Statistical Analysis

One-way analysis of variance and Tukey's post hos test were used to compare the number of osteoclasts, empty lacunae, and necrotic bone (percentage) among different groups. All of the statistical analyses were performed with SPSS software version 19.0 (IBM Corp., Armonk, NY), with a significance level of 0.05.

Results

Ligature-Induced Periodontal Inflammatory Condition Exacerbates BRONJ Lesions after Tooth Extraction in Mice

To investigate the role of periodontal disease lesions in ONJ development, a ligature-induced periodontitis model in which ligature placement induces inflammation by trapping bacteria around the ligature and causes bone resorption was used.¹⁴ Mice were first administered with ZOL for 1 week, and a ligature was placed around the second maxillary molar. After 3 weeks, the same tooth was extracted and allowed to heal for 3 additional weeks (Figure 1A). As expected, ligature placement induced significant bone loss around the tooth, and ZOL administration prevented bone loss (Figure 1, B and C). Histologic examination revealed that, in ZOL-treated mice, tooth extraction alone induced bone necrosis; however, extraction of a ligature-placed tooth further enhanced bone necrosis (Figure 1, D–F). In Veh-treated mice, tooth extraction or ligature placement did not induce bone necrosis. These data suggest that a pathologic inflammatory condition exacerbates tooth extraction–induced BRONJ lesions in mice.
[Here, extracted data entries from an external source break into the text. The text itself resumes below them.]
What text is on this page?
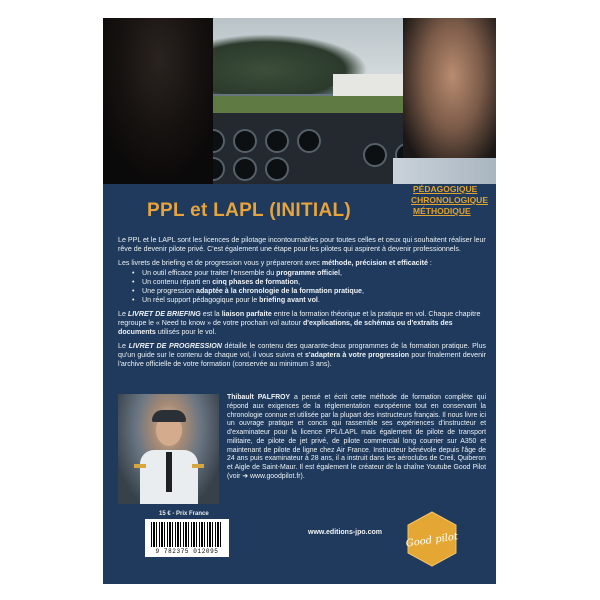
PÉDAGOGIQUE
CHRONOLOGIQUE
MÉTHODIQUE
PPL et LAPL (INITIAL)

Le PPL et le LAPL sont les licences de pilotage incontournables pour toutes celles et ceux qui souhaitent réaliser leur rêve de devenir pilote privé. C'est également une étape pour les pilotes qui aspirent à devenir professionnels.

Les livrets de briefing et de progression vous y prépareront avec méthode, précision et efficacité :

• Un outil efficace pour traiter l'ensemble du programme officiel,
• Un contenu réparti en cinq phases de formation,
• Une progression adaptée à la chronologie de la formation pratique,
• Un réel support pédagogique pour le briefing avant vol.

Le LIVRET DE BRIEFING est la liaison parfaite entre la formation théorique et la pratique en vol. Chaque chapitre regroupe le « Need to know » de votre prochain vol autour d'explications, de schémas ou d'extraits des documents utilisés pour le vol.

Le LIVRET DE PROGRESSION détaille le contenu des quarante-deux programmes de la formation pratique. Plus qu'un guide sur le contenu de chaque vol, il vous suivra et s'adaptera à votre progression pour finalement devenir l'archive officielle de votre formation (conservée au minimum 3 ans).

Thibault PALFROY a pensé et écrit cette méthode de formation complète qui répond aux exigences de la réglementation européenne tout en conservant la chronologie connue et utilisée par la plupart des instructeurs français. Il nous livre ici un ouvrage pratique et concis qui rassemble ses expériences d'instructeur et d'examinateur pour la licence PPL/LAPL mais également de pilote de transport militaire, de pilote de jet privé, de pilote commercial long courrier sur A350 et maintenant de pilote de ligne chez Air France. Instructeur bénévole depuis l'âge de 24 ans puis examinateur à 28 ans, il a instruit dans les aéroclubs de Creil, Quiberon et Aigle de Saint-Maur. Il est également le créateur de la chaîne Youtube Good Pilot (voir ➜ www.goodpilot.fr).
15 € - Prix France
9 782375 012095
www.editions-jpo.com Good pilot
Ligature-induced periodontal inflammatory condition exacerbates bisphosphonate-related osteonecrosis of the jaw lesion after tooth extraction in mice. A: The schematic timeline for this study (Materials and Methods). B: Sagittal sections of micro–computed tomography scan images of the first maxillary molar. C: Alveolar bone loss measured at the distobuccal (DB) root of the maxillary first molar from cementoenamel junction to alveolar bone crest. D: Hematoxylin and eosin–stained tissues at the tooth-extracted site. **Arrows** indicate empty lacunae. E: Quantification of empty lacunae per mm². F: Quantification of necrotic bone in percentage. n = 10 per group (A). ^∗P < 0.05, ^∗∗P < 0.01, and ^∗∗∗P < 0.001. Scale bars = 100 μm (D). BP, bisphosphonate; Veh, vehicle; Wk, week; ZOL, zoledronic acid.
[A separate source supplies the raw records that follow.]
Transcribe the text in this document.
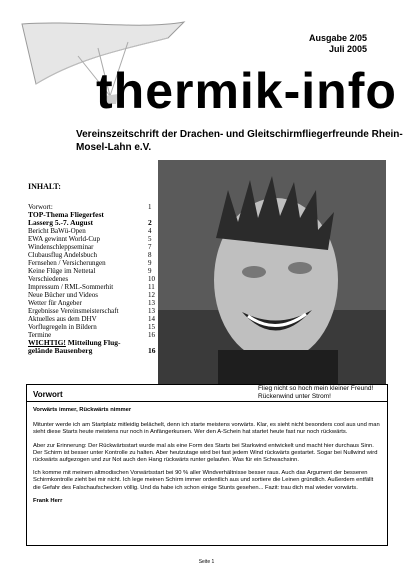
Ausgabe 2/05
Juli 2005
thermik-info
Vereinszeitschrift der Drachen- und Gleitschirmfliegerfreunde Rhein-Mosel-Lahn e.V.
INHALT:
Vorwort:	1
TOP-Thema Fliegerfest
Lasserg 5.-7. August	2
Bericht BaWü-Open	4
EWA gewinnt World-Cup	5
Windenschleppseminar	7
Clubausflug Andelsbuch	8
Fernsehen / Versicherungen	9
Keine Flüge im Nettetal	9
Verschiedenes	10
Impressum / RML-Sommerhit	11
Neue Bücher und Videos	12
Wetter für Angeber	13
Ergebnisse Vereinsmeisterschaft	13
Aktuelles aus dem DHV	14
Vorflugregeln in Bildern	15
Termine	16
WICHTIG! Mitteilung Flug-
gelände Bausenberg	16
Flieg nicht so hoch mein kleiner Freund! Rückenwind unter Strom!
Vorwort

Vorwärts immer, Rückwärts nimmer

Mitunter werde ich am Startplatz mitleidig belächelt, denn ich starte meistens vorwärts. Klar, es sieht nicht besonders cool aus und man sieht diese Starts heute meistens nur noch in Anfängerkursen. Wer den A-Schein hat startet heute fast nur noch rückwärts.

Aber zur Erinnerung: Der Rückwärtsstart wurde mal als eine Form des Starts bei Starkwind entwickelt und macht hier durchaus Sinn. Der Schirm ist besser unter Kontrolle zu halten. Aber heutzutage wird bei fast jedem Wind rückwärts gestartet. Sogar bei Nullwind wird rückwärts aufgezogen und zur Not auch den Hang rückwärts runter gelaufen. Was für ein Schwachsinn.

Ich komme mit meinem altmodischen Vorwärtsstart bei 90 % aller Windverhältnisse besser raus. Auch das Argument der besseren Schirmkontrolle zieht bei mir nicht. Ich lege meinen Schirm immer ordentlich aus und sortiere die Leinen gründlich. Außerdem entfällt die Gefahr des Falschaufschecken völlig. Und da habe ich schon einige Stunts gesehen... Fazit: trau dich mal wieder vorwärts.

Frank Herr

Seite 1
Ligature Removal De-Escalates Inflammatory Conditions and Reduces Bone Loss

Next, it was explored whether removing the pathologic inflammatory conditions may have any effects on ONJ development. It was first examined whether simple removal of the ligature may reduce the pathologic inflammatory condition. Three weeks after ligature placement, the ligature was removed and the mice were allowed to heal for 2 weeks (Figure 2A). Visual inspection showed that, in both Veh- and ZOL-treated mice, gingival swelling was significantly diminished in ligature-removed tooth when compared with that in ligature-maintained tooth (Figure 2B). Consistent with such observations, expression of inflammatory cytokines, such as IL-1β, IL-6, and IL-17, was reduced in gingival tissues around the ligature-removed teeth, as determined by quantitative RT-PCR (Figure 2, C–E). Interestingly, ZOL-treated mice exhibited significant induction of inflammatory cytokines when compared with the respective counterparts in Veh-treated mice in both ligature-maintained and ligature-removed mice (Figure 2, C–E). Micro–computed tomography analysis showed that ZOL-treated mice exhibited reduced bone loss when compared with that in Veh-treated mice (Figure 3, A–C). Furthermore, ligature removal prevented bone loss in both Veh- and ZOL-treated mice. In line with this observation, numbers of osteoclasts were decreased when ligature was removed (Figure 3, D and E). Interestingly, the numbers of osteoclasts were higher in ZOL-treated, ligature-maintained mice, although the bone loss was significantly prevented when compared with Veh-treated, ligature-maintained mice (Figure 3, D and E), suggesting that osteoclasts in ZOL-treated, ligature-maintained mice are not functional.

Ligature removal (Lig-out) deescalates inflammatory conditions in mice. A: The schematic timeline for this study. B: Clinical presentation of the ligature placement on the maxillary second molar at the end of the study. **C–E:** Quantitative RT-PCR for IL-1β (*IL1B*), *IL6*, and *IL17* mRNA obtained from the oral mucosal tissues around the second maxillary molar. n = 3 per group (A). ^∗∗P < 0.01, ^∗∗∗P < 0.001. BP, bisphosphonate; GAPDH, glyceraldehyde-3-phosphate dehydrogenase; Lig-in, ligature maintained; Veh, vehicle; Wk, week; ZOL, zoledronic acid.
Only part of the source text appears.